Note Type: Reproduction
Notes: Photographed by Mr. Steve Donisch, September 20, 2013.

Note Type: Historical
Notes: For safety, anesthesia machines are constructed with pressure relief valves
of various designs. The purpose of the valve depends upon its location in the
machine’s systems. Often they are employed to prevent too high a pressure of
air and gas from being delivered to the patient or to the next functional
part of the machine.

Note Type: Historical
Notes: A Heidbrink Valve is an adjustable expiratory valve used to permit exhaled
air from the patient to pass back into the breathing system while preventing
the entry of air from outside the breathing system. It also lets air escape
if pressure in the system reaches or exceeds a set level on the valve.

Note Type: Historical
Notes: Dr. Jay A. Heidbrink may have first described this valve in a patent that he
filed in 1929 for a ventilator. ‘Heidbrink Valve’ has become a common name
for valves of similar design that can be found on many manufacturers’
anesthesia machines.

Note Type: Historical
Notes: Dr.
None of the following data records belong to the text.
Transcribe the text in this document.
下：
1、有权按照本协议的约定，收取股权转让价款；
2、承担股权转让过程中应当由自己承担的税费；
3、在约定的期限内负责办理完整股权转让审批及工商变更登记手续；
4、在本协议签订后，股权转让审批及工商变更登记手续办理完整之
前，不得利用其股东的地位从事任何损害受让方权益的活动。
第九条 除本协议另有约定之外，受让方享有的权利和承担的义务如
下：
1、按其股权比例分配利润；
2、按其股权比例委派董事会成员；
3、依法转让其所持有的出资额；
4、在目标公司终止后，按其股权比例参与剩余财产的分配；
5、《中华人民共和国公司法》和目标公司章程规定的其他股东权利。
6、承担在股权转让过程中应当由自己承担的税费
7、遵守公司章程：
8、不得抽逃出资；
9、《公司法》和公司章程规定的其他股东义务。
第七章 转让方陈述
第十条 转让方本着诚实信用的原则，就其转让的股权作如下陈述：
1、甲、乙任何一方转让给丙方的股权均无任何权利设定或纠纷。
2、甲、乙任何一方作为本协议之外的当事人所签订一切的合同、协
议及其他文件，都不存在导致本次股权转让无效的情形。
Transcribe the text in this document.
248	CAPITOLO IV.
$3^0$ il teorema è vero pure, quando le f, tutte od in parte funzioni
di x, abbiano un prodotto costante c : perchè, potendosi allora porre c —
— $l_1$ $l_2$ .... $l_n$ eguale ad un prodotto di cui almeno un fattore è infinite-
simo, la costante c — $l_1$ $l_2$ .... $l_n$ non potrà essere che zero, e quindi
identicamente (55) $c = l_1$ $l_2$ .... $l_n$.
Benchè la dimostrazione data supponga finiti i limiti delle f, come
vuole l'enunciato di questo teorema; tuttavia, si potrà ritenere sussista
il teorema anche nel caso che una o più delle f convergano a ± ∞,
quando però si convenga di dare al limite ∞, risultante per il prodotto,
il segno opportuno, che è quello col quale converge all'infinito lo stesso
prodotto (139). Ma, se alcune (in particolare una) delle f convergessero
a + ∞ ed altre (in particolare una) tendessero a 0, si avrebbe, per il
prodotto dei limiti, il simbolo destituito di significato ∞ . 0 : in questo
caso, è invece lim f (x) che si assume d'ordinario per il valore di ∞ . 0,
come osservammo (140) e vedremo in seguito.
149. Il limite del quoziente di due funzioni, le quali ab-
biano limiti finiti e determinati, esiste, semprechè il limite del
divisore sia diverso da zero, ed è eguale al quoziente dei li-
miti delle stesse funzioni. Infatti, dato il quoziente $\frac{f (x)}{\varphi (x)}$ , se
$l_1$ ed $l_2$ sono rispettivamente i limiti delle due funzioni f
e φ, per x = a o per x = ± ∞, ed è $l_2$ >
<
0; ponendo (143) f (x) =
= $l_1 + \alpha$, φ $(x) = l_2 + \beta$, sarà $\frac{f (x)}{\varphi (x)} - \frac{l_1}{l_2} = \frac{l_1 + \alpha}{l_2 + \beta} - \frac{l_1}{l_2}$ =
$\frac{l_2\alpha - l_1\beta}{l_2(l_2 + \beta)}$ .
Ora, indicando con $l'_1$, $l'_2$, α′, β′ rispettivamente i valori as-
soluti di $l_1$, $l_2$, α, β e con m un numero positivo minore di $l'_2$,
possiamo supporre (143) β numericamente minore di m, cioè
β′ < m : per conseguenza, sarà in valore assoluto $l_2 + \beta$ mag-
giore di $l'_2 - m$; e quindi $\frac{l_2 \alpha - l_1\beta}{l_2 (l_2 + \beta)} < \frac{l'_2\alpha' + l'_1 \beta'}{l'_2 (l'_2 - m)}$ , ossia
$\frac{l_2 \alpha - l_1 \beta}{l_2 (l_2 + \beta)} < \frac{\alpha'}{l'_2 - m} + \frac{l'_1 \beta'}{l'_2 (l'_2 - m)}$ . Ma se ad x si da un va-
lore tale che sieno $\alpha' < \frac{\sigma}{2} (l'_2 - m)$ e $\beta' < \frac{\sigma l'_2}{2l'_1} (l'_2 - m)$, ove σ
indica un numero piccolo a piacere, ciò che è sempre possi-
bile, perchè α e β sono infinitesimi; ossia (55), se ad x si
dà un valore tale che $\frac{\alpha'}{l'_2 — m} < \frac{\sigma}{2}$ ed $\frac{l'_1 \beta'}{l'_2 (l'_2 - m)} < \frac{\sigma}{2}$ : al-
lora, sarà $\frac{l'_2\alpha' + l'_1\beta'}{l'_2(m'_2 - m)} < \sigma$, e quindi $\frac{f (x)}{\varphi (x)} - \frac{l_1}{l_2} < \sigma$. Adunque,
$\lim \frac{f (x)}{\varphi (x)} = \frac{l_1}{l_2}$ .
Heidbrink was a dentist and an early designer and manufacturer of
innovative nitrous oxide-oxygen and ether anesthesia equipment. His
contribution to advancements in anesthesia was not limited to equipment
design, he also refined an anesthesia technique, sometimes called “timed
anesthesia”. Via many teaching demonstrations he taught other
anesthesiologists and dentists how to use his equipment and employ his
technique. In 1954 Heidbrink became the first recipient of the American
Dental Society of Anesthesiology’s annual achievement award, which is now
named in his honor.

Note Type: Exhibition
Notes: Selected for the WLM website.